Ersa memang tipikal orang yang punya kesabaran sangat tipis apalagi harus menghadapi Asya yang super keras kepala, gegabah dan manja. Tapi masih ada Ayana dan Putri yang terkadang menjadi benteng atas kesabaran Ersa. Seperti halnya saat ini, Aya masih mencoba membuat Ersa merasa lebih baik.

"Ya udah. Kalo kamu tetap kesana, tapi jangan banyak tingkahnya yaa." Putri memastikan Asya agar tidak berbuat hal yang gegabah disana. Apalagi sampai membuat Dewa tidak fokus.

"Kamu ganti pakai celana panjang dulu Sya," ucap Aya dengan lembut. Asya pun menurut saja agar bisa lebih cepat.

Asya mengganti celananya dengan celana milik Ayana. Ukuran tubuh mereka hampir sama jadi tidak masalah jika harus menggunakan pakaian milik Ayana. Setelah siap Asya dan yang lainnya pun bergegas menuju arena balap.

"Bik Ira pulang aja, nanti aku pulang sama yang lain."

"Iya Bik. Bik Ira sama Pak Ameng pulang duluan aja. Asya aman kok sama kami," lanjut Putri.

"Ya sudah hati-hati ya non." Saat hendak pergi, Buk Ira sedikit berbisik kepada Ayana tanpa sepengetahuan Asya yang sibuk melirik sana sini.

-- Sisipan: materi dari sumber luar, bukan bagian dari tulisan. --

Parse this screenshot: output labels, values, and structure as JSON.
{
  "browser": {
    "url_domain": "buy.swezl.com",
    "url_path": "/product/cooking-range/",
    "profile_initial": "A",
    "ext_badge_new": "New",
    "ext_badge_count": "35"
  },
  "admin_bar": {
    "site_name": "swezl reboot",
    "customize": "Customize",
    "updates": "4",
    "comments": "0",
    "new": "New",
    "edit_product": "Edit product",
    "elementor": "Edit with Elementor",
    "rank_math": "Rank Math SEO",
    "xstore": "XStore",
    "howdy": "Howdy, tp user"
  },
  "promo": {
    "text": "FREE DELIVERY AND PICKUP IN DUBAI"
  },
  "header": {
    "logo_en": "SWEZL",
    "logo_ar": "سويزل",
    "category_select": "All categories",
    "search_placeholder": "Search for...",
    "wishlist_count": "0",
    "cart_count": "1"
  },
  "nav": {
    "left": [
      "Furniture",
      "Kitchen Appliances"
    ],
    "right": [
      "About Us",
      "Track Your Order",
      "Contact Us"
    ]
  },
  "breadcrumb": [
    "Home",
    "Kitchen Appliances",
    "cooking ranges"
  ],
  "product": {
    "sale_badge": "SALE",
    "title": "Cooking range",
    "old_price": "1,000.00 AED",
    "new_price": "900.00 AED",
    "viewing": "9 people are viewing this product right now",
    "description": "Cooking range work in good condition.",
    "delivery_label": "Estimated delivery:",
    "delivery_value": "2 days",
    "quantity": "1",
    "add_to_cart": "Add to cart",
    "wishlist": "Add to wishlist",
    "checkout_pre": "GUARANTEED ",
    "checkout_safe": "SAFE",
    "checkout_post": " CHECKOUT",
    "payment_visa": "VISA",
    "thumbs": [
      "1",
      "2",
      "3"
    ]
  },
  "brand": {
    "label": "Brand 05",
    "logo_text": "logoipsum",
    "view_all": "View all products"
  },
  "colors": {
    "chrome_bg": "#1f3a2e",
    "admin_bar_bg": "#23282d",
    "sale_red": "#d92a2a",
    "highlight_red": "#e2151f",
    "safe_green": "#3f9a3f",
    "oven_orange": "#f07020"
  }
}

"Non Aya, ini roti sama minum. Tadi Non Asya ngga mau makan." Seakan paham Aya hanya mengangguk kepalanya dengan jari yang membentuk OKE.

"Hati-hati dijalan ya Bik," ucap Ersa.

Setelah itu mereka menuju arena balap yang tidak jauh dari markas, hanya perlu beberapa menit untuk bisa sampai.

"Loh Sya. Kenapa kesini?" ucap Kevin yang bingung, pasalnya Dewa mengatakan Asya tidak tahu bahwa laki-laki itu akan ikut balap.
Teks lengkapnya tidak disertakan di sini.